Instruction generation approaches human level: In follower tests with true VLN agents, interleaved instructions allowed ETPNav to reach a 0.34 SR, near the 0.36 SR of human annotations.

Highlights & Insights¶

"World Model-based" Instruction Generation: Redefining instruction generation as "using a world model to predict future observations, then summarizing them linguistically." This maps VLN "outputs" to an intermediate representation more grounded than text.
Simplicity of Token-similarity Loss: Improving SSIM from 0.5 to 0.69 solely through an MSE-weighted term in the loss function, without extra network layers, provides a portable trick for any LM using a VQ tokenizer.
Unified Capability for One-pass / Interleaved: The training does not distinguish between strategies; switching occurs via prompt orchestration, demonstrating that "scheduling strategies" can be decoupled from core model capability.
SSIM as Stop Signal: Using image similarity rather than a step counter or specific action as a stopping condition allows for better domain transfer without manual budget tuning.

Limitations & Future Work¶

Lack of real-time environmental feedback: The current pipeline relies on imagined frames. If the visualization is incorrect, instruction errors accumulate linearly.
Context length limited by Chameleon's 4096 tokens: In long hallways or multi-floor scenarios, the 6+1 frame limit is tight, forcing compression that reduces quality.
Limited real-world training data: 1,080 real videos were used only for testing. Real-world deployment requires larger datasets of real egocentric visuals paired with instructions.
Visual realism of generated frames: While DreamSim improved to 0.13, it remains below standard video generation quality. Frames serve as "semantic anchors" but are blurry.
Future Directions: (i) Incorporating lightweight online correction by updating history with real observations; (ii) Using MLLMs with longer contexts (e.g., 32K); (iii) Predicting "latent trajectories" instead of raw RGB frames to reduce overhead.

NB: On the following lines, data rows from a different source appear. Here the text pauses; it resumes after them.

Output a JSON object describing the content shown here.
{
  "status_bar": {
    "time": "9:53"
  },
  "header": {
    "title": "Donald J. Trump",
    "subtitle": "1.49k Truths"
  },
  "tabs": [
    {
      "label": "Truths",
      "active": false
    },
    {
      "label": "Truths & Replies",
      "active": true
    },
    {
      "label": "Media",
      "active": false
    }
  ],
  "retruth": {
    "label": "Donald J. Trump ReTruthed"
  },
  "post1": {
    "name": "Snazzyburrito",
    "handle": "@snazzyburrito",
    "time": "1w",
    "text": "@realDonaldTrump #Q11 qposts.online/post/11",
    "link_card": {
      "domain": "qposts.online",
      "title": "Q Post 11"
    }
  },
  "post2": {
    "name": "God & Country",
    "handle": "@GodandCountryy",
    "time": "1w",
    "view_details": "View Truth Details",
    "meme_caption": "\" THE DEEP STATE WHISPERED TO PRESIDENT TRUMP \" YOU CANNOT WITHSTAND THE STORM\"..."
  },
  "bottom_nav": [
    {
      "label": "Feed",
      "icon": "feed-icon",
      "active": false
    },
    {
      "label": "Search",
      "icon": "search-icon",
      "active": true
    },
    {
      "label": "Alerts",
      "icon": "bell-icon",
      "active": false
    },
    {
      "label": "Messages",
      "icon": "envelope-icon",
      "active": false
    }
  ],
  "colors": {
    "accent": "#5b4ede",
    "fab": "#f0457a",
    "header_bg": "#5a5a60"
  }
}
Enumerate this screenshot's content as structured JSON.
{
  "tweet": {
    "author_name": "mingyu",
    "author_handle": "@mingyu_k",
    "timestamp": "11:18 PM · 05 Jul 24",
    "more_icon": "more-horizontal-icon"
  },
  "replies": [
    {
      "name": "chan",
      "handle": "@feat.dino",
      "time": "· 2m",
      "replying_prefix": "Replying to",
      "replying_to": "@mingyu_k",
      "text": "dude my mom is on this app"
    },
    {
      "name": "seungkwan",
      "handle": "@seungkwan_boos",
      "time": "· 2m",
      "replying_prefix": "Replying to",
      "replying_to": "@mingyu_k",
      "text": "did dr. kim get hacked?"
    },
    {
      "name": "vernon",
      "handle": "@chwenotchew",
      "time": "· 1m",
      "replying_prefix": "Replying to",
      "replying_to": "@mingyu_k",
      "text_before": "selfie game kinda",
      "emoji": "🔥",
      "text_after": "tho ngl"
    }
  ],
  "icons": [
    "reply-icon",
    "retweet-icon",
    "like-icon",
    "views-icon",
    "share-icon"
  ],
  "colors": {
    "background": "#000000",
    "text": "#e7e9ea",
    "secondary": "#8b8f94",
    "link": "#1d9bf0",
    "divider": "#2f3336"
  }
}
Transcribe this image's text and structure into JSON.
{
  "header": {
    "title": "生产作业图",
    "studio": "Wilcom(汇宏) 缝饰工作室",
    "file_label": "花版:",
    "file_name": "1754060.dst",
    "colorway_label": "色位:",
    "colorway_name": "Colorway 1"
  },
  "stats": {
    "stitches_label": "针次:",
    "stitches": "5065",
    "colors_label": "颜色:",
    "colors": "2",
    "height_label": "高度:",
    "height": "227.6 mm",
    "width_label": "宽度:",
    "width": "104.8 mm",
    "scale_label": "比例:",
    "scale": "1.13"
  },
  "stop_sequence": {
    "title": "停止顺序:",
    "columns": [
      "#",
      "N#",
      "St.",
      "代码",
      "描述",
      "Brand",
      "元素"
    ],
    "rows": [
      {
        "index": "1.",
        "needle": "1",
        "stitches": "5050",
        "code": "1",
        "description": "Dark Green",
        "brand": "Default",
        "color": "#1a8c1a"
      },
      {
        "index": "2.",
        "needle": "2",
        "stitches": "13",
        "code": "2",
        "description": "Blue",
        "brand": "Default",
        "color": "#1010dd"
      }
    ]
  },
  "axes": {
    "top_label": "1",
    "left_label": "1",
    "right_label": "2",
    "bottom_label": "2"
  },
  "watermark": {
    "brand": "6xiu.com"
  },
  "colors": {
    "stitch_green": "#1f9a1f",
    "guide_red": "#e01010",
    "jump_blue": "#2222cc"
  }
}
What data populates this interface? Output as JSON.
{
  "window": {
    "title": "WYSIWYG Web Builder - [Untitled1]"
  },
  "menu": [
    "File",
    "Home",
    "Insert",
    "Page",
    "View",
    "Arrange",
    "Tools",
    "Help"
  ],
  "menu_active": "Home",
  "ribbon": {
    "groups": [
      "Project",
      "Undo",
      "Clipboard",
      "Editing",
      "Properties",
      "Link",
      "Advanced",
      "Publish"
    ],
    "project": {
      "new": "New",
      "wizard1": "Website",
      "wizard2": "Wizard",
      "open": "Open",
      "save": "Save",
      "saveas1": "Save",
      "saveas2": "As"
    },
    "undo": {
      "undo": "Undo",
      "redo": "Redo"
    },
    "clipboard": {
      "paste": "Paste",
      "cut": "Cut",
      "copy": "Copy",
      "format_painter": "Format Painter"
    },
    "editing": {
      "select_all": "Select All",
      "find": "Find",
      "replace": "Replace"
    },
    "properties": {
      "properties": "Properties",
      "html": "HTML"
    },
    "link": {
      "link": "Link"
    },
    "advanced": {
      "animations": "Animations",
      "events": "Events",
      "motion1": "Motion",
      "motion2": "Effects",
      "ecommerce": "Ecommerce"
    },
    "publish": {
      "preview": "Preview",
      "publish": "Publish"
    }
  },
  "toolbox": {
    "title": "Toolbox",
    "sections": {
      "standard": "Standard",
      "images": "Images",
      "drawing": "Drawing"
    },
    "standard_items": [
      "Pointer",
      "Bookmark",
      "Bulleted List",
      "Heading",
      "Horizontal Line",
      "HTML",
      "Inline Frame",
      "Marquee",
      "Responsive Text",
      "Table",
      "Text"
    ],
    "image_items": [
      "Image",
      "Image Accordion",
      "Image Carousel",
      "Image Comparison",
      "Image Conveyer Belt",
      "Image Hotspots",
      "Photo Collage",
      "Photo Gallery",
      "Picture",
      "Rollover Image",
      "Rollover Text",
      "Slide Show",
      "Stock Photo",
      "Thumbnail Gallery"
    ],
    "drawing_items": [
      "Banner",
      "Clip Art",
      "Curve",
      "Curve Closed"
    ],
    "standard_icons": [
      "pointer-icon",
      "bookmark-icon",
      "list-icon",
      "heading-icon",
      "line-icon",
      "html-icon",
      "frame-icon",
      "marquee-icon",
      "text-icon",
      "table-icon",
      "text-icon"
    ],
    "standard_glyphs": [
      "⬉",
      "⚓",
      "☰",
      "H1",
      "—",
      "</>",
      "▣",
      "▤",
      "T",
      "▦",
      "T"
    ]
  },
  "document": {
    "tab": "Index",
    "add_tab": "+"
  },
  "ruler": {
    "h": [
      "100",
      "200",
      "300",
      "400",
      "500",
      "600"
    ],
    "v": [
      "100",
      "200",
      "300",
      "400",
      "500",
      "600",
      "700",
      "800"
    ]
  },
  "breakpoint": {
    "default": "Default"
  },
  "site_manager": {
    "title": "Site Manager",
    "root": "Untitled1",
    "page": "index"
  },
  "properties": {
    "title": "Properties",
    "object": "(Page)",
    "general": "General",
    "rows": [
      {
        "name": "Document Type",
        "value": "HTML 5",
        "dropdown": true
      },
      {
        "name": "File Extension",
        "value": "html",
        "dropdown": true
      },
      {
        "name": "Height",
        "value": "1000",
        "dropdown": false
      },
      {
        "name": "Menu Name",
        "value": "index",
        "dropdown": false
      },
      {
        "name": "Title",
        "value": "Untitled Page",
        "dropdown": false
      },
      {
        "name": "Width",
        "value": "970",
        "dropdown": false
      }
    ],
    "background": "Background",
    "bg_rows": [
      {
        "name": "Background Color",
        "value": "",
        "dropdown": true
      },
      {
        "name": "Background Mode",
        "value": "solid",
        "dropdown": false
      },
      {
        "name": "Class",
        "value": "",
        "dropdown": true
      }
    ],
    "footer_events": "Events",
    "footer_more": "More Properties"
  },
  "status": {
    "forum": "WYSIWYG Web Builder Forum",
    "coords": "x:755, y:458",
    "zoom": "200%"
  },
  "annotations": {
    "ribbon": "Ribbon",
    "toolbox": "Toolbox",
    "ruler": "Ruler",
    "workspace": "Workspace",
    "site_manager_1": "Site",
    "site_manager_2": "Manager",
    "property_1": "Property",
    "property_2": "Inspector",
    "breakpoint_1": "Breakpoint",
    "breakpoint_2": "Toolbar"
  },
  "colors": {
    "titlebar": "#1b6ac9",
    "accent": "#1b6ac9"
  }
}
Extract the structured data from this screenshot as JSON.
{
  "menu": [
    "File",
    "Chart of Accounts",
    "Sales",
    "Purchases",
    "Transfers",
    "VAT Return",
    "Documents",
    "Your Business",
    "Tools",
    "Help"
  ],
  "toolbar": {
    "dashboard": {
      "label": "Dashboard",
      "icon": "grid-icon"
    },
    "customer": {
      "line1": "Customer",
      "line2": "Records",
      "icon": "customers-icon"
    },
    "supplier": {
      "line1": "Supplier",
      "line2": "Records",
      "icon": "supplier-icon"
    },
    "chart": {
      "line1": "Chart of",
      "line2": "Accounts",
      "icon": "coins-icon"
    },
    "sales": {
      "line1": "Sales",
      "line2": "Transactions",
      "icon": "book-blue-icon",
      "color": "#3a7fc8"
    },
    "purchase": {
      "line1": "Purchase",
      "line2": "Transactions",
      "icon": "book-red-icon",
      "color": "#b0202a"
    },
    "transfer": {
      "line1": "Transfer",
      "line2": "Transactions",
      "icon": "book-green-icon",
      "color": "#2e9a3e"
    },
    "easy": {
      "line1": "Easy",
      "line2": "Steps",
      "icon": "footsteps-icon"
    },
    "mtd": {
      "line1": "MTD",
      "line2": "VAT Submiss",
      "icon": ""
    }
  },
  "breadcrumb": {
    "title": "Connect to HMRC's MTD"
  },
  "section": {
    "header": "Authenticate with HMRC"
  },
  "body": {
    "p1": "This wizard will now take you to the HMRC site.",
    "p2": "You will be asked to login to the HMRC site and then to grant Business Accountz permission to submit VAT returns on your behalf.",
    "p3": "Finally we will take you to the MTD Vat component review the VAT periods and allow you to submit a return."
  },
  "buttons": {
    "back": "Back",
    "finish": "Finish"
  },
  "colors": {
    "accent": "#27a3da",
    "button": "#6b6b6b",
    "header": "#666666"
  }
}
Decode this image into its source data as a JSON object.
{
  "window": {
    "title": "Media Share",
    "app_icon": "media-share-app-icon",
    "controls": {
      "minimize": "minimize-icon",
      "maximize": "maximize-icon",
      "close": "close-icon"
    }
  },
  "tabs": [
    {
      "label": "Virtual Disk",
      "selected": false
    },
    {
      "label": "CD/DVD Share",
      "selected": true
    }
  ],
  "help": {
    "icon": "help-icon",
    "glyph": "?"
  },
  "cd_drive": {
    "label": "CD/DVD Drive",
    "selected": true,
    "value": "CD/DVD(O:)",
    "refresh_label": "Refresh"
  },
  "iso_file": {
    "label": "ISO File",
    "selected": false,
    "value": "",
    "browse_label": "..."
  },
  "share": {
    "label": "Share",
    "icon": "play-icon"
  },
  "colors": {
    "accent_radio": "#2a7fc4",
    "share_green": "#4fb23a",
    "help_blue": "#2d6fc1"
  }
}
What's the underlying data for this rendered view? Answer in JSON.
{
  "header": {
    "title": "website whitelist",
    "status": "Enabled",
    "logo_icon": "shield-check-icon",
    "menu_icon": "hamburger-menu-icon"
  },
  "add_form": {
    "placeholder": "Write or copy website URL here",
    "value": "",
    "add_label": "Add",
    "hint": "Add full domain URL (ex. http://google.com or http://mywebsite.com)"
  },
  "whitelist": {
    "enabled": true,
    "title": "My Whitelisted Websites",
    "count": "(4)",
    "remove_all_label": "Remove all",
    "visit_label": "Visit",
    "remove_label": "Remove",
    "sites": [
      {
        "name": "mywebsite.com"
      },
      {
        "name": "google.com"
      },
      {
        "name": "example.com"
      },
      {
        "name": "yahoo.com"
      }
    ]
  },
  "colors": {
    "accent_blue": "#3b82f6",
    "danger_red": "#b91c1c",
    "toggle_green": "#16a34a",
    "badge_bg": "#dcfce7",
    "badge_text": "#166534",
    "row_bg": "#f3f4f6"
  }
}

vs. C-Instructor: C-Instructor uses LLM + panorama + landmark vocabulary + CoT, achieving a BLEU-4 of 0.22 on unseen data. GoViG achieves 0.32 without panoramas or landmarks, proving "explicit visualization" beats "explicit landmarks."
vs. BEV-Instructor: BEV-Instructor uses egocentric views but depends on multi-view inputs + BEV encoders. GoViG consolidates all spatial reasoning into the hidden states of a single MLLM.
vs. Anole-7B + CoT: With the same backbone, naïve CoT gets 0.09 BLEU-4, whereas visualization jumps it to 0.32, showing text-only CoT cannot encode spatial relations effectively.
vs. GPT-4o + DALL·E: Decoupled generation (DALL·E) yields an SSIM of 0.29, far below GoViG's 0.69, because the image generator lacks navigation context. End-to-end prediction within one autoregressive model preserves spatial coherence.
vs. World Models (e.g., Dreamer): Traditional world models predict in latent space for control; GoViG predicts in RGB token space for language generation, acting as a "linguistic variant" of a world model.

Rating¶

Novelty: ⭐⭐⭐⭐ New task definition (egocentric-only) + unified MLLM framework. The approach is a fresh combination of existing modules.
Experimental Thoroughness: ⭐⭐⭐⭐⭐ Comparison against 9+ baselines including top-tier LLMs, across 4 metrics, user studies, agent follower tests, and cross-domain zero-shot evaluation.
Writing Quality: ⭐⭐⭐⭐ Clear task definition and diagrams; however, method sections and some quantitative tables could be more readable.
Value: ⭐⭐⭐⭐ Release of R2R-Goal data and code has immediate potential for blind assistance and emergency navigation; serves as the first strong "zero-privilege" baseline for instruction generation.